## Tuesday, March 2, 2010

### Measuring the distance between two meshes (2)

Second part of the "metro" tutorial, the first part is here.

Remember that MeshLab uses a sampling approach to compute the Hausdorff distance taking a set of points over a mesh X and for each point x on X it searches the closest point y on the other mesh Y. That means that the result is strongly affected on how many points do you take over X. Now assume that we want color the mesh X (e.g. the low resolution one) with the distance from Y.
In this case the previous trick of using per vertex color will yeld poor results, given the low resolution quality of the mesh.
Let's start again with our two HappyBuddha, full resolution and simplified to 50k faces.
Therefore first of all we need a denser sampling over the low res mesh, that means that we compute the Hausdorff distance we set the simplified mesh as sample mesh, the original happybuddha as target, we set a face sampling with a reasonable high number of sampling points (10^6 is ok) and, very important, we ask to save the computed samples by checking the appropriate option.
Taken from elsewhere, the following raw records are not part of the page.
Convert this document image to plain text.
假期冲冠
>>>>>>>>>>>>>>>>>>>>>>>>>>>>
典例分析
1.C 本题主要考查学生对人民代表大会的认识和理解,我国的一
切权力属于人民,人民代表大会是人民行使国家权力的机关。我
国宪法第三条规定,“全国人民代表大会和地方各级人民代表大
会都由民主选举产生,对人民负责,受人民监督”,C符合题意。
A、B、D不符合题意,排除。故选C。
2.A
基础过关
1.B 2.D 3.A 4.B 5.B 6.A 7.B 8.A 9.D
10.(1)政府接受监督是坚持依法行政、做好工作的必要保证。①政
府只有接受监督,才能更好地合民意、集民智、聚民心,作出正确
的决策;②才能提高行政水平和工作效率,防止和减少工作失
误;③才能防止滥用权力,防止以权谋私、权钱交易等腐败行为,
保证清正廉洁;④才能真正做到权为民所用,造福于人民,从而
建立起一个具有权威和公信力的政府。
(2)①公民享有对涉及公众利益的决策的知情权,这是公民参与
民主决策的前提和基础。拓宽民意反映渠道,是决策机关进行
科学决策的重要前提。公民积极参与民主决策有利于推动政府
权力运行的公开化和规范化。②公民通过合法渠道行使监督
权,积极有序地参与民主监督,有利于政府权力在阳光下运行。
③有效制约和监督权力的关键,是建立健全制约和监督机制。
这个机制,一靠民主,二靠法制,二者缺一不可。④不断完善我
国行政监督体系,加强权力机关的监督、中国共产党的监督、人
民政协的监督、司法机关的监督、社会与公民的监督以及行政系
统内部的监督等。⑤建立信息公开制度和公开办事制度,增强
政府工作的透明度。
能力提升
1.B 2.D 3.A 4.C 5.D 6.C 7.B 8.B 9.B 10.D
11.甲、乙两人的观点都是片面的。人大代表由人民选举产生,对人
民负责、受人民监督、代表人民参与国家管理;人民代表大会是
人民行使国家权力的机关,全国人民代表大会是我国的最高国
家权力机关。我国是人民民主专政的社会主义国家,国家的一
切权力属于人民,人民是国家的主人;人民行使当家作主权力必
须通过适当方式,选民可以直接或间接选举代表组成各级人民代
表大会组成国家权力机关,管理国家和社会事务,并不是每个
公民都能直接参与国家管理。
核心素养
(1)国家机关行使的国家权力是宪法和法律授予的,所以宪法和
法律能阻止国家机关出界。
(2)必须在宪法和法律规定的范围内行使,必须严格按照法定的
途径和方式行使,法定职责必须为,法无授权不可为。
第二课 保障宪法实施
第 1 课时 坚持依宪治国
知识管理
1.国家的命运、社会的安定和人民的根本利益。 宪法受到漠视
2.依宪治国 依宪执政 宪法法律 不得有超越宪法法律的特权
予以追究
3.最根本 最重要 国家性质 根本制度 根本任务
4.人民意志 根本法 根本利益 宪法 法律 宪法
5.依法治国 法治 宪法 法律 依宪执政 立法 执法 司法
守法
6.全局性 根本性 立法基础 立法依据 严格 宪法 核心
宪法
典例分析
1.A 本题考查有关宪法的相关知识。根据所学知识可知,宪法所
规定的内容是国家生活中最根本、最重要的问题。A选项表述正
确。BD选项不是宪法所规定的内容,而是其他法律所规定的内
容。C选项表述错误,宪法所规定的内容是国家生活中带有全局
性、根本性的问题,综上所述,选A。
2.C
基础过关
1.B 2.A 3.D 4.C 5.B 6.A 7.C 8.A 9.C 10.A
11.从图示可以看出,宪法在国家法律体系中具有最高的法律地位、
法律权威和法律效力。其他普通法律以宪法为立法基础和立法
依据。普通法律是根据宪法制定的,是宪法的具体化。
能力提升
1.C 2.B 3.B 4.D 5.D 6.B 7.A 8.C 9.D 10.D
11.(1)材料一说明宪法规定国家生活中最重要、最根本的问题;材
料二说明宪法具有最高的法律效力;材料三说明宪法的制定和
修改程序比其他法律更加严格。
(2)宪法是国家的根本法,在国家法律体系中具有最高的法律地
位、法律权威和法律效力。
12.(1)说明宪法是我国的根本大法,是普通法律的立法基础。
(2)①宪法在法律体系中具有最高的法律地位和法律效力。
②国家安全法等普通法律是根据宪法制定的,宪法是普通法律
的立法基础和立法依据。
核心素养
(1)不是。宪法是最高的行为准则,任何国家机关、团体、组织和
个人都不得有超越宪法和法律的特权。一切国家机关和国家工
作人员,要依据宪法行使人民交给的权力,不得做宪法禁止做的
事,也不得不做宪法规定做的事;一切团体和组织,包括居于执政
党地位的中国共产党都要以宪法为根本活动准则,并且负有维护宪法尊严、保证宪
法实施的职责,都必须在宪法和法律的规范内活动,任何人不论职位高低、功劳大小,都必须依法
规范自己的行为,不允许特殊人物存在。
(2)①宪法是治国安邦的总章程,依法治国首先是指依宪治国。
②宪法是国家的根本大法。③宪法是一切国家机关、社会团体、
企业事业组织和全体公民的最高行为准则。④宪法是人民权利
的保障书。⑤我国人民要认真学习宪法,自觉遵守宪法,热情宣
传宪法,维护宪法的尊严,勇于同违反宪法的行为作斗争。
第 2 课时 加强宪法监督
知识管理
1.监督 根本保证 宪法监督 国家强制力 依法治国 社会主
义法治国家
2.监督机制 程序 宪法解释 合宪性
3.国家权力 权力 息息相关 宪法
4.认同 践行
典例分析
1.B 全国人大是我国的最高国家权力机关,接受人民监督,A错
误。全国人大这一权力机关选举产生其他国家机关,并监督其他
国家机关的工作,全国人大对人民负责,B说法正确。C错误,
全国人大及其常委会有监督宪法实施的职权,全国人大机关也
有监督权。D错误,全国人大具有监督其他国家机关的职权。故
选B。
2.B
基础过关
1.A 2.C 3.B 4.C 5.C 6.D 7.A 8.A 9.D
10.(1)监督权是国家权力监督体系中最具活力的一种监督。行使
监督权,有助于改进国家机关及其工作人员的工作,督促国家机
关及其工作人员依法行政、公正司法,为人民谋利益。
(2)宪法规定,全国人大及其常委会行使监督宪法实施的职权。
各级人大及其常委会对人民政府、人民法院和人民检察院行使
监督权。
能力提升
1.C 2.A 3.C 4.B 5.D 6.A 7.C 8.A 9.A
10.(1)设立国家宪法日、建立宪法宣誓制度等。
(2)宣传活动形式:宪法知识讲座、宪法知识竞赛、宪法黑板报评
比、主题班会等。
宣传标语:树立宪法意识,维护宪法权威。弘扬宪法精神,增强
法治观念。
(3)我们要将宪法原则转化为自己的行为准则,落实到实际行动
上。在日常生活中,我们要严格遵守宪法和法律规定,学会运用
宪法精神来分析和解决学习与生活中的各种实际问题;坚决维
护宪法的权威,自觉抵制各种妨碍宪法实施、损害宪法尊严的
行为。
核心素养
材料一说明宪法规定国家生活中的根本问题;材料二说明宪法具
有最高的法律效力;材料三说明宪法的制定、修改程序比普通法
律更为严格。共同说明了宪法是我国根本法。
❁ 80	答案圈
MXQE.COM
After a few secs you will see in the layer window two new layers that contains the point clouds representing respectively to the sample taken over the simplified mesh and the corresponding closest points on the original meshes.

To see and inspect these point clouds you have to manually switch to point visualization and turn off the other layers. Below two snapshots of the point cloud (in this case just 2,000,000 of point samples) at different zoom level to get a hint of the cloud density)

Then, just like in the previous post, use the Color->Colorize by quality filter to map the point cloud of the sample points (the one over the simplified mesh) with the standard red-green-blue colormap.

Now to better visualize these color we use a texture map. As a first step we need a simple parameterization of the simplified mesh. MeshLab offers a couple of parametrization tools. the first one is a rather simple trivial independent right triangle packing approach while the other one is the state of the art almost isometric approach . Let's use the first one (more on the latter in a future post...) simply by starting Texture->Trivial Per-Triangle Parametrization. This kind of parametrization is quite trivial, with a lot of problems (distorsion, fragmentation etc) but on the other hand is quite fast, simple and robust and in a few cases can even be useful.

Now you have just to fill the texture with the color of the sampled point cloud; you can do this with the filter texture->Transfer color to texture and choosing an adequate texture size (be bold and use a large texture size...). Below the result with a comparison about error color coded  using a texture or simply the color-per-vertex.